1. Esta semana, a TVI apresentou uma reportagem sobre o estado da Saúde em Portugal. Durante o mês de março, uma equipa de reportagem visitou, incógnita, vários hospitais do país, entre eles, os da Guarda e Seia. Mas também os de Coimbra ou de Chaves, de Feira ou de Lisboa… e com uma câmara oculta colheram imagens inenarráveis do estado caótico em que muitas vezes se transformam corredores e salas das urgências. É certo que parte das imagens e relatos apresentados coincidiram com a propagação viral da gripe, e com as consequências daí decorrentes, mas, ainda assim, e acreditando que não será sempre assim, ver imagens de serviços de saúde amontoados de doentes, de pessoas a pedir comida porque estão com fome, de pessoas a sofrer sem serem tratadas, de pessoas aparentemente abandonadas umas encostadas às outras, de pessoas a fazer as suas necessidades fisiológicas ali mesmo, de pessoas que não são tratadas como pessoas… porque os serviços ficam entupidos e o sistema não consegue dar resposta, é um choque e uma vergonha para todos.

No caso do Hospital da Guarda, é inacreditável que, 50 milhões de euros e alguns anos depois, continuemos a constatar que padece dos mesmos problemas de sempre: falta de meios!

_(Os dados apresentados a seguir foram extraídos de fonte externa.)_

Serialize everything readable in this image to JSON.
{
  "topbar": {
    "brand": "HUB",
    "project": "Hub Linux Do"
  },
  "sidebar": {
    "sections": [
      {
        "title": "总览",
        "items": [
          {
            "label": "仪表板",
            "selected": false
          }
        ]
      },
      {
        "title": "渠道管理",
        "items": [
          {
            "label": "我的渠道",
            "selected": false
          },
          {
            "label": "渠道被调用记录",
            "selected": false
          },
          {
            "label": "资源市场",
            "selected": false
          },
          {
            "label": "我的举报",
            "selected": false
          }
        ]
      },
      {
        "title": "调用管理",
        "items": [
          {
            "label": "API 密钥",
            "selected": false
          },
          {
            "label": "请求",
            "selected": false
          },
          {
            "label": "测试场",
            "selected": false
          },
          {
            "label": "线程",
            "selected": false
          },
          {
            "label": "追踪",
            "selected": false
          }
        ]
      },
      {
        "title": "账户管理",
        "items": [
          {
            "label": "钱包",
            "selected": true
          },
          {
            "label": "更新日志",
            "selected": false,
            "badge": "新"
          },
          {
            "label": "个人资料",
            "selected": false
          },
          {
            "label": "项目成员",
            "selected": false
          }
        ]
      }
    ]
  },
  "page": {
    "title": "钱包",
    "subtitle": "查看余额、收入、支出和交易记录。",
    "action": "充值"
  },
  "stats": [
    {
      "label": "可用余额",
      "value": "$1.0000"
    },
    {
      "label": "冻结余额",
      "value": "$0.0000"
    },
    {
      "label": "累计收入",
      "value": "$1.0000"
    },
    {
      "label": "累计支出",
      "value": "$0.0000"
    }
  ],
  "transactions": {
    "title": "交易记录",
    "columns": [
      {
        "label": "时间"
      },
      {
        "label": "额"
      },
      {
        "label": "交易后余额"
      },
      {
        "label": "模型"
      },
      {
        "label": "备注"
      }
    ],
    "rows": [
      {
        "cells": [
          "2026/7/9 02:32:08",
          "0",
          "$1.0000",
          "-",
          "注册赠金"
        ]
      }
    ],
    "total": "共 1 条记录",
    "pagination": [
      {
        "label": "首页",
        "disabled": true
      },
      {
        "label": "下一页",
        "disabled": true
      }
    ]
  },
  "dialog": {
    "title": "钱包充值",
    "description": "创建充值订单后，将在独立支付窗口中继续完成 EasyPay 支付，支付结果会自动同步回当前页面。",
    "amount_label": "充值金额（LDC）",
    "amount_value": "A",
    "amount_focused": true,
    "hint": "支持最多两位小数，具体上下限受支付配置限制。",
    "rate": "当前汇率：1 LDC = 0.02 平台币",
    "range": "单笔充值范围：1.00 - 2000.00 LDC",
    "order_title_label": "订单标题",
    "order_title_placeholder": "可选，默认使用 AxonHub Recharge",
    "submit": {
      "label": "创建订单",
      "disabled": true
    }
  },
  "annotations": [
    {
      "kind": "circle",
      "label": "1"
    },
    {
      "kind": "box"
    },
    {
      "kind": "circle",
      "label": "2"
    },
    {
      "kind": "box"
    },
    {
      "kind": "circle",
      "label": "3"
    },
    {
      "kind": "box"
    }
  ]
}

Meios humanos, porque há falta de médicos, não se contratam enfermeiros suficientes, nem tarefeiros; meios materiais, porque apesar do enorme esforço financeiro feito pelo Estado, afinal, o “novo hospital” continua a ser uma miragem que sucumbe perante os velhos hábitos, um planeamento que não resulta e erros de projeto ou de administração que impedem a melhoria das condições de trabalho e capacidade de resposta. E há outra coisa que não mudou: no Sousa Martins os boys continuam a encontrar o caminho para os seus lugares, como sempre e como dantes, alguns até com teatrinhos demorados, pomposamente chamados de “concursos públicos”. Ora, não há dinheiro para arranjar médicos, não há dinheiro para contratar enfermeiros para o quadro, não há dinheiro para contratar tarefeiros, não há dinheiro para tratar civilmente e com humanidade os doentes que ali caiem, mas há dinheiro para pôr os boys nos devidos jobs – com a conivência de muitos e o interesse de poucos, sem justificação nem méritos, apenas a falta de pudor e vergonha na cara (ainda que quando saem à rua sejam olhados de soslaio porque, como cantou Zeca Afonso, toda a gente os conhece e sabe que «eles comem tudo, eles comem tudo, e não deixam nada!», e, entretanto… comem!).

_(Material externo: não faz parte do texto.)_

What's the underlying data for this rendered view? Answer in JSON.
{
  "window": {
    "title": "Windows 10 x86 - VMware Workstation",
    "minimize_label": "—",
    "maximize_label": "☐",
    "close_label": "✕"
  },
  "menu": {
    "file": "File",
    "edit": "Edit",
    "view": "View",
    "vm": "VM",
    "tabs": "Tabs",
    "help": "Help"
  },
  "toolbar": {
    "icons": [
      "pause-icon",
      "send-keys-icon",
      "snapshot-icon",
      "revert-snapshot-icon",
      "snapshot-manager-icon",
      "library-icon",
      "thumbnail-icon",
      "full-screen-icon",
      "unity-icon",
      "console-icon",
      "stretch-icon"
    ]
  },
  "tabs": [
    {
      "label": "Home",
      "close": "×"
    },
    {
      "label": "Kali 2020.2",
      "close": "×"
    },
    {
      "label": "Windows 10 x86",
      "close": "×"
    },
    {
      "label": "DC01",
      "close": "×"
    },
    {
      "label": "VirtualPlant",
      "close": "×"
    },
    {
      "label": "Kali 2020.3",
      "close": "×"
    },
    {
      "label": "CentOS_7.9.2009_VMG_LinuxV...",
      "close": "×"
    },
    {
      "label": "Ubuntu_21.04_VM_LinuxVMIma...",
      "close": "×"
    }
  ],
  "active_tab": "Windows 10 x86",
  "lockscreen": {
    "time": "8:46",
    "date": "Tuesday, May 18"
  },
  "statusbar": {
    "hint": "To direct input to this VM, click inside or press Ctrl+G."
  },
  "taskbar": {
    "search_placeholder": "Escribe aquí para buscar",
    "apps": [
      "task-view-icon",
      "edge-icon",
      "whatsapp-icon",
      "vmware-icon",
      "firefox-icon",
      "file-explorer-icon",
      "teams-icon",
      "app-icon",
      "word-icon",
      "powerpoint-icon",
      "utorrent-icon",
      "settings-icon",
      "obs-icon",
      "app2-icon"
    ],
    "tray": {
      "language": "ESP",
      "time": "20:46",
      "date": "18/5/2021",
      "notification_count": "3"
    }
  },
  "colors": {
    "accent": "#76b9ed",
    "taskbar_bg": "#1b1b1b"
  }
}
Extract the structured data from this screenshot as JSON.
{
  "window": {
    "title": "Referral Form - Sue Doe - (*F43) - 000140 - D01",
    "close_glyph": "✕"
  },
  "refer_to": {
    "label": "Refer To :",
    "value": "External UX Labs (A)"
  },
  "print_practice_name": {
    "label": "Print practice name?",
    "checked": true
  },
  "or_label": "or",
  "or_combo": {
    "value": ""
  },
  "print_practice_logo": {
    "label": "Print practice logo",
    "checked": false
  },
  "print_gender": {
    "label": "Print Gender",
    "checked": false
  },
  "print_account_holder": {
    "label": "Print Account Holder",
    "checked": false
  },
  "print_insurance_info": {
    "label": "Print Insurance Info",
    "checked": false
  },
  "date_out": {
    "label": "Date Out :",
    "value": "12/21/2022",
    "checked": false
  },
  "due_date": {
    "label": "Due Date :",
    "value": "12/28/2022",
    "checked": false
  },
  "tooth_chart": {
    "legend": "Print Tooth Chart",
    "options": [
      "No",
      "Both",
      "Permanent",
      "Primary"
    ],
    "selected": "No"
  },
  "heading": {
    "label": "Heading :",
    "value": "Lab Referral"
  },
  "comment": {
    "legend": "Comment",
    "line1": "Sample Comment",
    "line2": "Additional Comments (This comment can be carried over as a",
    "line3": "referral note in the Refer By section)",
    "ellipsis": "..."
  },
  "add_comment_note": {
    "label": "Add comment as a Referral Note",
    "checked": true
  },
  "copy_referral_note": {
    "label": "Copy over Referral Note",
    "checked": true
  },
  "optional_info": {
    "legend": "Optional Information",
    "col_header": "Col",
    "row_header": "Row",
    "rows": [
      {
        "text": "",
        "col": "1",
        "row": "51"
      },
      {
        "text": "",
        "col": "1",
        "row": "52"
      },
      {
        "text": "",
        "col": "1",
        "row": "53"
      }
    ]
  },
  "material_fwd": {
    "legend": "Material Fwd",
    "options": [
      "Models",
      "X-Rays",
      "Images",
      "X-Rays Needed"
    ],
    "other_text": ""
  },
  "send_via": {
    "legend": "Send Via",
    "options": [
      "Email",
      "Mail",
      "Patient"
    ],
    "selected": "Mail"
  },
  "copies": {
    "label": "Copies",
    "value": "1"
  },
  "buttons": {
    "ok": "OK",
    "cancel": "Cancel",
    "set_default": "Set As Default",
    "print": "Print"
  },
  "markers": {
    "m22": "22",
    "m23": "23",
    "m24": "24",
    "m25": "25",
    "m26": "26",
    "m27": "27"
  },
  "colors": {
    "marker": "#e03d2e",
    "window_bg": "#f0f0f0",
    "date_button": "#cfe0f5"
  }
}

2. A instalação na Guarda da sede da empresa concessionária das águas na Beira Interior, Alto Tejo, Vale do Tejo e Lisboa parece uma mentira de 1 de abril, mas foi comunicada no final do Conselho de Ministros da semana passada. Assim, e apesar dos protestos publicamente assumidos por opositores (autarcas e políticos do litoral), a decisão poderá mesmo ter pernas para andar. E não é tão estapafúrdia como alguns querem fazer crer, desde logo, pela poupança que a reestruturação poderá permitir e porque a coesão territorial exige que sejam reorganizados e descentrados serviços e porquanto se não houver investimento público e serviços públicos a migrarem para o interior do país obviamente que não haverá nenhuma forma de evitar a desertificação, o subdesenvolvimento e a pobreza a que os “territórios de baixa densidade” estão votados. A intenção pode não resultar, mas pode ser um primeiro passo para inverter a tendência: tudo tem que ser centrado em Lisboa; tudo tem que acontecer no Litoral; fecha tudo no Interior. Estão mal habituados no Litoral e muitíssimos mal habituados em Lisboa que sugou tudo o que existia na “paisagem” durante séculos. É bom que se pense o país como um todo!